There were periods when whole spiral arms would be abandoned by one civilization or the other. The Galactic Institute of Migration organized these huge movements for the oxygen breathers, every hundred million years or so. The official reason was to allow great tracts of stars to “go fallow” for an era, to give their planets time to develop new pre-sentient life. Still, the other purpose was widely known… to put space between hydrogen and oxygen life where it seemed impossible to ignore each other any longer.

And now Kault was telling him that there had been a recent negotiation right in the Poul-Kren sector? And humans had been there?

Why have I never heard of this before? he wondered.

He wanted to follow this thread, but had no opportunity. Kault was obviously unwilling to pursue it, and returned to the earlier topic of conversation.

“I still believe there is something anomalous about the Gubru transmissions, Uthacalthing. From their broadcasts itis clear that they are combing both Port Helenia and theislands, seeking out the Earthlings’ ecology and uplift experts.”

Uthacalthing decided that his curiosity could wait — a hard decision for a Tymbrimi. “Well, as I suggested earlier, perhaps the Gubru have decided to do their duty by Garth, at last.”

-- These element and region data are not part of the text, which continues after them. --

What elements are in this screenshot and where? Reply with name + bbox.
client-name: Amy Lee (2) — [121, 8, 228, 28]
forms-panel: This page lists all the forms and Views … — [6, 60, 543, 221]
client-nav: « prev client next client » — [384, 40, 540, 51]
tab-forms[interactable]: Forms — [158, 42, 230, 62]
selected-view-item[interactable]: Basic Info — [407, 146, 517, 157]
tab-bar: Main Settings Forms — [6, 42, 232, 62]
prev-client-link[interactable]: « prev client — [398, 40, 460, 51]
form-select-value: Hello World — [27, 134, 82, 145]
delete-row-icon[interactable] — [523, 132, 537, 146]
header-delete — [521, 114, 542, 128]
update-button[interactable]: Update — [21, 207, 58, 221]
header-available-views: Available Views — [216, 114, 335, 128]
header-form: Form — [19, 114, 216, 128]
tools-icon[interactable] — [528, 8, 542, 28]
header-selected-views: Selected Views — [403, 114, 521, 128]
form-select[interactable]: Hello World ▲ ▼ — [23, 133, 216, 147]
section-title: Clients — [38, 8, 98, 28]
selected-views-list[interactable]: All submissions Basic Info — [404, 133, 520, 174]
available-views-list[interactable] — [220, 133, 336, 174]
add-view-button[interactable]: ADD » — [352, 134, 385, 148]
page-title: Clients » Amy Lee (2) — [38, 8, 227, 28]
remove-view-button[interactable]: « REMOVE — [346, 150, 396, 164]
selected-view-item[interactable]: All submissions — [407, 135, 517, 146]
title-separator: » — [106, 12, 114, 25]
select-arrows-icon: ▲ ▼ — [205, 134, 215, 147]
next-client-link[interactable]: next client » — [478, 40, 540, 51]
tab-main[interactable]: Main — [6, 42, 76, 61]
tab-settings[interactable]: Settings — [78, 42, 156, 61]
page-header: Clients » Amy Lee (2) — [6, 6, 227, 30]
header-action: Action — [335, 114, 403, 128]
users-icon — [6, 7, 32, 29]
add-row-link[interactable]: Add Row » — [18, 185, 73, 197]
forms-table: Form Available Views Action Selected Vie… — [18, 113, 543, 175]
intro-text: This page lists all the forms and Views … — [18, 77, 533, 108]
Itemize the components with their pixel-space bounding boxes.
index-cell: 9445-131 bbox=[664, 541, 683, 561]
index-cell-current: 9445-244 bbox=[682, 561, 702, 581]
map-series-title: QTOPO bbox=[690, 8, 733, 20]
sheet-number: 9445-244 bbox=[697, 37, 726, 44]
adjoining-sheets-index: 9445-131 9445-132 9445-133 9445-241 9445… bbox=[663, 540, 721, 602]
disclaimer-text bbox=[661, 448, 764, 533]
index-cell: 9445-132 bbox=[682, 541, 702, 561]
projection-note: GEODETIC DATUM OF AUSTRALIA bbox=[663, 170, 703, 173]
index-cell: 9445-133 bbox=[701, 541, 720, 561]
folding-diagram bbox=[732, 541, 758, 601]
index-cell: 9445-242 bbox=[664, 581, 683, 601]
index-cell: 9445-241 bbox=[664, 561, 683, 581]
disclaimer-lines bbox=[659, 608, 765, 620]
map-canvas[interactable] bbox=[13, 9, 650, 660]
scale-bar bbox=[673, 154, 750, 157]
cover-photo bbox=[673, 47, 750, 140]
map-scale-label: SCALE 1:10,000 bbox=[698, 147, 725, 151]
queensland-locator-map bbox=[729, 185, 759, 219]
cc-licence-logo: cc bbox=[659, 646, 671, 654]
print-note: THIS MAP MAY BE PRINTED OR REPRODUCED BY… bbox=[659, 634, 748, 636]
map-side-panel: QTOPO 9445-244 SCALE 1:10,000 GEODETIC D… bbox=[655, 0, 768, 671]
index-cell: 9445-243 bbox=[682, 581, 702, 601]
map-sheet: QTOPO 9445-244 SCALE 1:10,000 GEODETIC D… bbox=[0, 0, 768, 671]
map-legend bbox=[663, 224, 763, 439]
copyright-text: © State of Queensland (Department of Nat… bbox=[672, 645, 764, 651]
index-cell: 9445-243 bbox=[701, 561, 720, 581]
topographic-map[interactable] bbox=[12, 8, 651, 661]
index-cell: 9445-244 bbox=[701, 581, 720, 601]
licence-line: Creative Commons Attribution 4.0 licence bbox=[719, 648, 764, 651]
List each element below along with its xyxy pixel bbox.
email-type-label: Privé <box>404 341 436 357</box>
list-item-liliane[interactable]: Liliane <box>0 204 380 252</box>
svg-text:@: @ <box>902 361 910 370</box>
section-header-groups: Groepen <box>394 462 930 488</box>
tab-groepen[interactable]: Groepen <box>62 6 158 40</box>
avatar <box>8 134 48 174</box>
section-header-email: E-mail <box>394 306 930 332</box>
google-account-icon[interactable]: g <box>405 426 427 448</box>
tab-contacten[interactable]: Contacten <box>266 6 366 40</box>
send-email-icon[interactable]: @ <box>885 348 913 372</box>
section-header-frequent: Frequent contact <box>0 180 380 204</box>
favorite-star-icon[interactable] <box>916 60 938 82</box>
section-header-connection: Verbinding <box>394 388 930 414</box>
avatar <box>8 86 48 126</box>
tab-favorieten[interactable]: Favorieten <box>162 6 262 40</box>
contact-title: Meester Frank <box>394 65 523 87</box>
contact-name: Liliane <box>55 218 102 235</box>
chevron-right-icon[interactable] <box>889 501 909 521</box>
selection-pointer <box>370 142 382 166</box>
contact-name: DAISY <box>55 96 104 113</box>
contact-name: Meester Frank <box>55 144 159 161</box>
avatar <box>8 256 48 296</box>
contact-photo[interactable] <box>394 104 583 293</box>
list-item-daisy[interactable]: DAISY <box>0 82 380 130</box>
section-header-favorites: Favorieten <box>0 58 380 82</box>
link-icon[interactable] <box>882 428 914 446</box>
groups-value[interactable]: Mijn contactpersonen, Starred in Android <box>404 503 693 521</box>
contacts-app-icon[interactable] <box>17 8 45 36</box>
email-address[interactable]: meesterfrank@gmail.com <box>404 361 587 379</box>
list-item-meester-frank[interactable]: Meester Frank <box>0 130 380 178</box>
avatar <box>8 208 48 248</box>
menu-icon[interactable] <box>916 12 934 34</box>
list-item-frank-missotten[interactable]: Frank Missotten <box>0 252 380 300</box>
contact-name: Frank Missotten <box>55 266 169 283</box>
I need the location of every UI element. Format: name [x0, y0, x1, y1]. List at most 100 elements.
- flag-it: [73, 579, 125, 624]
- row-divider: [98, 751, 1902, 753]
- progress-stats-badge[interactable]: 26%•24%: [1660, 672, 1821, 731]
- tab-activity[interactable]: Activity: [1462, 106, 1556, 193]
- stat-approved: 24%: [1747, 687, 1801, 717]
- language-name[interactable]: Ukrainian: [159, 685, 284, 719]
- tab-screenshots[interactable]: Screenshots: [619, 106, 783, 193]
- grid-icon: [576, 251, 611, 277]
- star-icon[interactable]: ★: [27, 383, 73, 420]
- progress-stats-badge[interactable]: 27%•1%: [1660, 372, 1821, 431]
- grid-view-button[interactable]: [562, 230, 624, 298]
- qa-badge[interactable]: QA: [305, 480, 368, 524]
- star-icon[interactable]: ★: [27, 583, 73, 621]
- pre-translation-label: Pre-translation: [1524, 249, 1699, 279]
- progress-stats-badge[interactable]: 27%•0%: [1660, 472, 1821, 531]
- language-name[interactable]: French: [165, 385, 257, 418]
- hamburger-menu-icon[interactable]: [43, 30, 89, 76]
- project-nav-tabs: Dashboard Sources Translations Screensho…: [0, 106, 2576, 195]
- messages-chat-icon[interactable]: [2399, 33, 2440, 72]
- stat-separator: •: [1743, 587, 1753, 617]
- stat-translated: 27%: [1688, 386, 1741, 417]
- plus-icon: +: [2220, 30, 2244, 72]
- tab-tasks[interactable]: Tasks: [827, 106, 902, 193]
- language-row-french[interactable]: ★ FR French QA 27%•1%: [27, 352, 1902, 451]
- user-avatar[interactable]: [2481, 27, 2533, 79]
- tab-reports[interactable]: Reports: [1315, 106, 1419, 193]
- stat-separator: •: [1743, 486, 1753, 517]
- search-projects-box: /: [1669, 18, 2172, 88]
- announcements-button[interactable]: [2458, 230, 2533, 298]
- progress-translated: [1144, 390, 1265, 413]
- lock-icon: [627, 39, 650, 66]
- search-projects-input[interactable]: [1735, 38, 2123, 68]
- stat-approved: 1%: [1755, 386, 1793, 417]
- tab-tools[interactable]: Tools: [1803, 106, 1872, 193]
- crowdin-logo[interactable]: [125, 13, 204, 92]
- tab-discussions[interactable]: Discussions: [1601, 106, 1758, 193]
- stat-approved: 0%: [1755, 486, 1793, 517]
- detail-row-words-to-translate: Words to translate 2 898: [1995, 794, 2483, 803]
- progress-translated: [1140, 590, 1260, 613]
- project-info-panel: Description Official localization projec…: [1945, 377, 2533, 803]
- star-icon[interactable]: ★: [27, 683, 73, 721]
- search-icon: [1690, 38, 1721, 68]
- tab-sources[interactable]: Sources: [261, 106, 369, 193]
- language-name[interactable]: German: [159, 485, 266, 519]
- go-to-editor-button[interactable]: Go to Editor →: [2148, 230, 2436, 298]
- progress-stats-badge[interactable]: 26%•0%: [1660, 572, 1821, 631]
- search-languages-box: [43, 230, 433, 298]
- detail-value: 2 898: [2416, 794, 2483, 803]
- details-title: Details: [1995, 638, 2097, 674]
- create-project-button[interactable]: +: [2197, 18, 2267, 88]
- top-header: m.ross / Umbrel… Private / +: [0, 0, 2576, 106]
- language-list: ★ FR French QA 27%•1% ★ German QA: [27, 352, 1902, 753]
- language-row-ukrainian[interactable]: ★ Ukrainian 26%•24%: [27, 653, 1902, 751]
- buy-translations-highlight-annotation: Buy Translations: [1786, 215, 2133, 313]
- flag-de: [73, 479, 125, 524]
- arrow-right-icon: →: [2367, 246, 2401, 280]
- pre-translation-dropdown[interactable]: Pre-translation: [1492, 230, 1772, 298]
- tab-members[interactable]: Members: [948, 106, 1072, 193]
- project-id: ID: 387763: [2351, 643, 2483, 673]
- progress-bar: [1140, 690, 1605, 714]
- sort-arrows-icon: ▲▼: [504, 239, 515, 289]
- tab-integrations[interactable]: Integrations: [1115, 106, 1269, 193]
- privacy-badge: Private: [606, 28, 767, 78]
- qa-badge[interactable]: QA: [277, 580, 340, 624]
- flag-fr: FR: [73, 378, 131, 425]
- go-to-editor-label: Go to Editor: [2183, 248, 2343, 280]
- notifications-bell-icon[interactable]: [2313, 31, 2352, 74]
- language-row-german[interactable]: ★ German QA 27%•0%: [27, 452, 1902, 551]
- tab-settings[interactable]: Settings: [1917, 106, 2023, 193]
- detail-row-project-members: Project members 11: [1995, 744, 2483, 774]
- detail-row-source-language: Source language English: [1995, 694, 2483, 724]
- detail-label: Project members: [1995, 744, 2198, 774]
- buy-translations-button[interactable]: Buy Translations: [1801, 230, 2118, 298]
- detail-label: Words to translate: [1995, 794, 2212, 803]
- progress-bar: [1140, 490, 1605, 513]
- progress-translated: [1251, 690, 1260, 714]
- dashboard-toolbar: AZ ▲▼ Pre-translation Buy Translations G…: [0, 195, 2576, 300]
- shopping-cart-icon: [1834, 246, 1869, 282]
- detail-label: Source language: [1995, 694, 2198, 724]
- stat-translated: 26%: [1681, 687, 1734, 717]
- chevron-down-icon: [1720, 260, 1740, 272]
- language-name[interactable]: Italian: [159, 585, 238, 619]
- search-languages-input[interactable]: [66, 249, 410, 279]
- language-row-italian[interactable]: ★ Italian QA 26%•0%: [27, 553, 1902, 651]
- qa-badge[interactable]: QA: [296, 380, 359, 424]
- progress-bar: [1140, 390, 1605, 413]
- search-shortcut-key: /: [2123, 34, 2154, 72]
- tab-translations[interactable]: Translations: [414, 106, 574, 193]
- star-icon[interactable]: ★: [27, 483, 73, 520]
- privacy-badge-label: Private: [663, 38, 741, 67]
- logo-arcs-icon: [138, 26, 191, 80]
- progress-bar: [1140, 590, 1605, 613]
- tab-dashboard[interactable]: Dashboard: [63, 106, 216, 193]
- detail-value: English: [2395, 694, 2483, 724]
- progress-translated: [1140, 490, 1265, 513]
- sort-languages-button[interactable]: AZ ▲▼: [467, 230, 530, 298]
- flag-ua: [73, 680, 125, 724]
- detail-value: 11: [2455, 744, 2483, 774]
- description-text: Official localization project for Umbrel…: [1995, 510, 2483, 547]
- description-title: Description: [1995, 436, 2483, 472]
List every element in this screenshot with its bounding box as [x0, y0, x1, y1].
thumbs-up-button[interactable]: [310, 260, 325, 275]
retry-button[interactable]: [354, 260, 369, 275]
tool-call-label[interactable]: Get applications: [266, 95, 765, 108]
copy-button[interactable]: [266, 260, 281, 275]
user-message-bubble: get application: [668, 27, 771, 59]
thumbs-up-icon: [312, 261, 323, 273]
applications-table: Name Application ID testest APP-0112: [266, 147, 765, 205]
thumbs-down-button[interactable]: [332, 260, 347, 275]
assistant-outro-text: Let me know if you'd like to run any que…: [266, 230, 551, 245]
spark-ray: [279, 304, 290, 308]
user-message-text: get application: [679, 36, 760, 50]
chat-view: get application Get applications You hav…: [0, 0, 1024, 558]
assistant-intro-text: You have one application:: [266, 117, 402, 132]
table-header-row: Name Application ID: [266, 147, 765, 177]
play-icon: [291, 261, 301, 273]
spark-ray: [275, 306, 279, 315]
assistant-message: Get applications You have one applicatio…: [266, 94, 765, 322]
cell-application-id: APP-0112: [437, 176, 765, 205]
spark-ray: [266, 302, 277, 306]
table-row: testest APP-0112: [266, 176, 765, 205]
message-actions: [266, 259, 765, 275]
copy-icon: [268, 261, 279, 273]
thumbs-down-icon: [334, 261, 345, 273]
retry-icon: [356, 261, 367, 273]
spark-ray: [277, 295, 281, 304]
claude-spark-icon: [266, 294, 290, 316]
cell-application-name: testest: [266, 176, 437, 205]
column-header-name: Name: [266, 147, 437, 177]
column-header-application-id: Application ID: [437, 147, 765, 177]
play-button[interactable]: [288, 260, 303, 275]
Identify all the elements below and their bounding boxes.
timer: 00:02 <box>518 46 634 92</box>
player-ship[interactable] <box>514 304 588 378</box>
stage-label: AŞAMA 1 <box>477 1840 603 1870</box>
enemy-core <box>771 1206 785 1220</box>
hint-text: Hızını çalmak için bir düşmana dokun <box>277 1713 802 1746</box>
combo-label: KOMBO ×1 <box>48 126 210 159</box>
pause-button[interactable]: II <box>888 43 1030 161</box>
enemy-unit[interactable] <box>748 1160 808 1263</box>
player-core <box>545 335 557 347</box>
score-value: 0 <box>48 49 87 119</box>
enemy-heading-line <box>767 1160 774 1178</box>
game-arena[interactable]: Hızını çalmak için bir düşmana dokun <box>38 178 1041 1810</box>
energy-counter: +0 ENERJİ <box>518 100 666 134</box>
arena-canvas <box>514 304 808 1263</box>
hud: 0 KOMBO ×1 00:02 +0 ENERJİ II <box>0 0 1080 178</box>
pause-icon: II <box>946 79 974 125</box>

Kault gurgled in a tone Uthacalthing knew denoted doubt. “Even if that were so, they would require ecologists, but why Uplift specialists? I intuit that something curious is still going on,” Kault concluded. “The Gubru have been extremely agitated for several megaseconds.”

Even without their small receiver, or any news over the airwaves at all, Uthacalthing would still have known that much. It was implicit in the intermittent blue light he had been following since weeks ago. The flickering glow meant that the Tymbrimi Diplomatic Cache had to have been breached. The bait he had left inside the cairn, along with numerous other hints and clues, could only lead a sapient being to one conclusion.